Dear C.,
"I've held you too many times to count, I think I know you inside out," went the card. "And we're together most days, but I still love to have you around.''
The lyrics were corny, I know, but on that day, they rang so true. And I knew them by heart, for I had played the song over and over again in the car all the way to the mall.
The card, the flowers and the bear were way overpriced. But a day before Valentine's Day, sitting at a cafe writing the words with the pen I had specially remembered to bring with me from the office, none of this seemed to matter at all.
This year, with the season for love round the corner again, a friend asked me whether I thought romance in Singapore was dead. Everyone does the dinner thing, and the card and flowers thing, but there's no real spontaneity in us, she lamented.

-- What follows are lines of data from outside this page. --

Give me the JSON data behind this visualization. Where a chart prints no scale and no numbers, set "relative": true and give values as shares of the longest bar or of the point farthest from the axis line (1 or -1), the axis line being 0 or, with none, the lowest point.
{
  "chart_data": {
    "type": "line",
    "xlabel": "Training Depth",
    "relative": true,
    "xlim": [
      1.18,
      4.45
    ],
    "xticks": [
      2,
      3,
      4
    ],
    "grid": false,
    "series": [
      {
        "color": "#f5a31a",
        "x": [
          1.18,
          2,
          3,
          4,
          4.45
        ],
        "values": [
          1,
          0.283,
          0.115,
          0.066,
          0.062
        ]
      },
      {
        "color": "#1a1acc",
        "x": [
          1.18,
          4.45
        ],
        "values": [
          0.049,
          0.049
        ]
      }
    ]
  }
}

I had no real answer to that, except to uselessly point out that one of the most romantic places I knew of was Jurong Island in the dead of night - basking in the artificial twilight of the tall twisted structures of steel and concrete.
But later I thought: To hell with romance. It's enough that people here in busy Singapore even want to pay tribute to their most meaningful relationships and remember why they are still in them.
So this year, I've decided to celebrate by doing just that remembering the story of us. And to have it published for posterity, or at least, for however long this Internet server stores this words.
For life's best moments are as fleeting as they come, and I want to forever remember how, in one strange twist of fate, I ended up experiencing happiness for real.
I want to remember how we first talked to each other in an Internet chatroom one rainy July morning, when I had taken the day off from work.
And how, when we met, I loved the way you carried, child-like, your ATM card and identity card in a clear plastic case around your neck. How you mixed a certain kookiness with an obvious maturity of thought, and I instinctively knew that I had to see you again.
I also want to remember how I waited every night after that in the same chatroom for you to appear. And how, when you did finally appear at two or three in the morning, I pretended I hadn't spent the last four hours doing absolutely nothing but stare into the screen waiting.
I want to remember how I was still in another relationship when I met you the type of relationship, which after four long years, had a certain stability that segued easily into marriage.
But I wasn't really in love. And I want to remember that it took a strange film called Magnolia (which ended with frogs raining down from the sky) to teach me that you could mislead someone in life and love with falseness, but you won't ever be forgiven for the lie.
Finally, I want to remember the endless hours I spent driving around in my car thinking about what I should do next, and a hit Mandarin ballad on the radio that helped me make up my mind.
"Eventually I learnt how to love someone, but you had disappeared into the faceless crowd," sang Taiwanese songstress Renee Liu.
"And so I came to understand that you can let a person slip away, but that mistake will be for life."
Playing the song almost six years later, two days before Valentine's Day, I marvel at just how close I came to missing my shot at happiness. And I find myself hoping that the memories it brings back will always remain as fresh as the day they were minted.
That I will continue to cry at movies only because I imagine that onscreen break-up to be with you, and how empty life would be without you by my side.
That even though we may, like other couples, eventually spend our urban nights at the gym, or watching television or glued to our respective computers, the bond between us will remain wordlessly strong.
And that whatever life throws in our way, I will never stop being proud of you. And us.
For in a world that teeters daily between rationality and insanity, you are undefinably the greatest thing to have happened to me.
Happy Valentine's Day.
David Chong is the pen name of a journalist whose columns occasionally appear in a Singapore newspaper.